Being in a relationship is no easy game and for it's success, someone has to die. It takes a lot to get to the point where neither person feels like they're at a loss. it takes time. The patience level needed to wait through the time period it takes is not something everyone is blessed with. I love how Oliver takes everything into thought and kinda reckons that he has to find the answers for scenarios he thought up himself. He is the typical fairy in the relationship. The one who slaves away under the cracking whip and jumps to Jordana's every wish. It takes compromise to make it work and he has bent over backwards to please someone who hasn't spared it all much second thought.

I love this movie, it's quite entertaining. I dont feel anything much in the spine. I really cant think of the last time I felt the fizz of excitement. i haven't felt the challenge needed to see things through. It's like sitting on a rubber dingy on the ocean and letting the waves kinda make you sway back and forth. You speak words that sound hollow in your ears, you compromise yourself just to keep things in the clear, you don't know when the time is near but you know the shore is looming fast. I've set foot on shore and the it looks a lot different to the sights I saw out there. No one wants to sit in the dark, the pressure is far too great.
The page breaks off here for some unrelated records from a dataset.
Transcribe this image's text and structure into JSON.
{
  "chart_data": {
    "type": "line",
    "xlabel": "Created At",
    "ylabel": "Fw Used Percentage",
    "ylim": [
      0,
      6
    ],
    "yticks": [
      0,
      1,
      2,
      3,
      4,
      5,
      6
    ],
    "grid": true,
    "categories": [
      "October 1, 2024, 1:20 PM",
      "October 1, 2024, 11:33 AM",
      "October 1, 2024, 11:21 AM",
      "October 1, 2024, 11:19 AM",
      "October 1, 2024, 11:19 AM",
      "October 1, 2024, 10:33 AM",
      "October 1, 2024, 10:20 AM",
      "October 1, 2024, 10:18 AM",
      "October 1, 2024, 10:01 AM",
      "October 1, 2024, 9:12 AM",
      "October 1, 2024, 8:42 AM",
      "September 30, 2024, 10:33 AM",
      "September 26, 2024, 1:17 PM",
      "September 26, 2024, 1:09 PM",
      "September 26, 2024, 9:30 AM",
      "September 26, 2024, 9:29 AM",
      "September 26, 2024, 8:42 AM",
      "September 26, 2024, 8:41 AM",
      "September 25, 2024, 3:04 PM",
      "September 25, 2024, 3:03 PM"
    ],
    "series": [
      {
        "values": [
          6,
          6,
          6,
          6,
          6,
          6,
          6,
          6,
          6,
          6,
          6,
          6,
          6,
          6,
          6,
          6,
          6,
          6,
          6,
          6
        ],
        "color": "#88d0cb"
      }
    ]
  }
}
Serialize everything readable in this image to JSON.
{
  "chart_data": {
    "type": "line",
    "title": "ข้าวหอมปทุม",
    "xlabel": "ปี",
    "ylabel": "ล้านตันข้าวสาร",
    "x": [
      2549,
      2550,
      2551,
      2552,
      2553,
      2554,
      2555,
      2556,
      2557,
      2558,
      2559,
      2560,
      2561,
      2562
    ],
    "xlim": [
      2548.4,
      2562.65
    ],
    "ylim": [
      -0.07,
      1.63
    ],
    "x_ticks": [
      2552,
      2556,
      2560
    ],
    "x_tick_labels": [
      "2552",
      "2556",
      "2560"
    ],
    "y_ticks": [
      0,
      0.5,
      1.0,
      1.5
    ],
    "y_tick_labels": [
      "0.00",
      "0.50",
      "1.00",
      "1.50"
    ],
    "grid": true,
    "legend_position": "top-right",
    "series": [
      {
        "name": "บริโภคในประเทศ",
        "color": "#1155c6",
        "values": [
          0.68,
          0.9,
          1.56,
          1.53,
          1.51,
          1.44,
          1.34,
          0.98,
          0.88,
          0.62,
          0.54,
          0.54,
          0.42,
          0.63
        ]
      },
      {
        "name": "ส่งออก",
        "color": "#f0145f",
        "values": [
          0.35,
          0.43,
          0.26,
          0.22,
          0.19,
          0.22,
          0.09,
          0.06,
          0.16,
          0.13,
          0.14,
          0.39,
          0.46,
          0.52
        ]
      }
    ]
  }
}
Im not mad. Im thankful. "You were crushing my face?" "Yeah, in a romantic way."

Greyscale

Rainy days are greyscale, cold and wet nightmares. Dreary days that leave your mind with nothing but faintly etched memories. They take away your plans and leave regrets and frustrations in their wake. They are juggernauts.

I love rainy days. I love the lack of expectation, the kind of thing you can work with and use to create something beautiful. I love how there is no limit to what the mind can come up with when the boundries are wound up so tight against the chest of creativity. I love the way that the room fizzes with small clouds of thought that only need a little effort to unlock. Many people complain when faced with a day they seem to think cant be used but they fail to see all the things before them that can be cherished. I would just as happily walk around outside on a day like this than I would on any other day. I love the fact that you can cover yourself and go out, sheltered within and still let the faintest of cold kinda tickle you, playing across the nape of your neck like a seductive lover

Who knows the limits we may reach but we know the means to achieve them.